Nobody is coming to tap you on the shoulder and tell you it’s time for the next step.
That idea sounds nice. It feels fair. Work hard, keep your head down, do a good job, and eventually someone will notice and reward you. The reality is that this almost never happens the way people think it will.
Especially in higher education AV.
We work in environments that are slow moving, layered, and often constrained by budgets, titles, and institutional structure. Roles expand quietly. Expectations grow over time. People take on more responsibility because the work needs to get done, not because anyone formally asked them to. Then a year goes by, then two, and nothing changes on paper.
Same title. Same pay. Completely different jobs.
At some point, you must decide if you are going to let that continue or if you are going to do something about it.
Self-advocacy is not optional. It is part of the job.
If you are solving bigger problems than you were a year ago, that matters. If you are mentoring others, taking ownership of spaces, leading projects, or becoming the person people go to when things break, that matters. If your role has evolved, even if nobody officially acknowledged it, that matters.
But it only matters if you say it out loud.
You cannot assume your leadership sees everything you do. You cannot assume they are connecting the dots between your day-to-day work and your overall impact. And you cannot assume they are going to translate that into advancement on your behalf.
You must make the case.
That starts with being honest about where you are. Not where your job description says you are, but where you actually are. What are you responsible for today that you were not responsible for a year ago? What decisions are you making? What problems are you solving? What would break if you were not there?
Then you must decide what you want next.
Not “something more.” Not “eventually move up.” Be specific. A title change. A salary increase. Ownership of a program. A shift into a different type of work. If you do not know what you are asking for, the conversation is going nowhere.
And then you must actually have the conversation.
Not hinted at in passing. Not buried in a performance review with ten other topics. A real conversation where the purpose is clear from the start.
“I want to talk about advancement.”
That is it. That is the opening.
From there, you lay it out. Here is what I am doing. Here is how my role has changed. Here is the impact I am having. Here is what I am asking for.
That part is uncomfortable for a lot of people. It feels like you are bragging. It feels like you are pushing. It feels like you are stepping out of line.
You are not.
You are doing what professionals are supposed to do.
The other uncomfortable part is that you might not get a yes.
You might get “not right now.” You might get “we need to see more.” You might get “there are constraints you are not seeing.” Fine. That is still progress.
“No” is information.
If the answer is not yes, the next question is simple. What needs to happen for this to be a yes?
Now you have something to work toward that is not a guess. You have expectations. You have a timeline. You have a path that you can either accept or push back on.
Because that is the other part people skip. Self-advocacy does not end with the first conversation.
If you are told to wait six months, follow up in six months. If you are told you need to demonstrate something, make sure it is clearly defined and measurable. If the goalposts move, call it out. Not aggressively, but directly.
“Last time we spoke, we agreed on X. I have done that. What is the next step?”

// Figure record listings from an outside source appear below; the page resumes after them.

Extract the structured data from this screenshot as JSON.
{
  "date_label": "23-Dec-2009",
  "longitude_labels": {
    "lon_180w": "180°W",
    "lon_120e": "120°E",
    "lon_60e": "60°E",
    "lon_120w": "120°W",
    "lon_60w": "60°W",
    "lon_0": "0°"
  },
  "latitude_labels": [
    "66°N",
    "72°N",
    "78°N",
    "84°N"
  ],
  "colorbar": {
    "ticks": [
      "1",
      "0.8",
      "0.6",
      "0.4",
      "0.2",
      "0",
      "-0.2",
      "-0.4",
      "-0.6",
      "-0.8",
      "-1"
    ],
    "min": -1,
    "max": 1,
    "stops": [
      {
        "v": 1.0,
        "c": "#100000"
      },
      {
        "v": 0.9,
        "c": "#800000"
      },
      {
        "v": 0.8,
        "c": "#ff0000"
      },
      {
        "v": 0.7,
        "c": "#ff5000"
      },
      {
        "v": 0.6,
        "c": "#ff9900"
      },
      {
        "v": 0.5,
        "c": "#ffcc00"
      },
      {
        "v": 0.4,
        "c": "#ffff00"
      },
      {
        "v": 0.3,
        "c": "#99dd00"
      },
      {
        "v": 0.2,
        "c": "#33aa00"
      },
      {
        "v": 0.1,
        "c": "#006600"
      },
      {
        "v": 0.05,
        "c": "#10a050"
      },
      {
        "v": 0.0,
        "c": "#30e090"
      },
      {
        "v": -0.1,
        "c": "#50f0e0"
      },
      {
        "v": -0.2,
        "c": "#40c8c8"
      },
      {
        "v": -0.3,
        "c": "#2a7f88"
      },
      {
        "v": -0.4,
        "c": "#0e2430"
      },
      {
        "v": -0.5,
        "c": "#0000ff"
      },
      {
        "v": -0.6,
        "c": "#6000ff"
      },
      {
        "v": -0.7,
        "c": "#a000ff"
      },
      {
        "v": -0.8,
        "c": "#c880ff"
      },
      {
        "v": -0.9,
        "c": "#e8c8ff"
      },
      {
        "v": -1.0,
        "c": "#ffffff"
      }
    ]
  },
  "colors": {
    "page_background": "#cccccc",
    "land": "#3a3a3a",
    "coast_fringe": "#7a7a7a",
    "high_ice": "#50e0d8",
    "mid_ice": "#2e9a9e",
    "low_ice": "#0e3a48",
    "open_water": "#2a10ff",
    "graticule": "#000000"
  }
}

That is how you keep momentum.
The people who advance are not always the most talented or the hardest working. They are the ones who make their work visible, who are clear about what they want, and who are willing to have the uncomfortable conversations that move things forward.
And here is the part that matters most.
If you do not advocate for yourself, the system will happily keep you exactly where you are.
Not because anyone is trying to hold you back. Most of the time it is not personal. It is inertia. It is competing priorities. It is the reality that organizations move on what is pushed.
So, push.
Have a conversation. Ask the question. State what you want.
Because advancement does not happen by accident.
And if you are ready for the next level, it is on you to make sure everyone else knows it.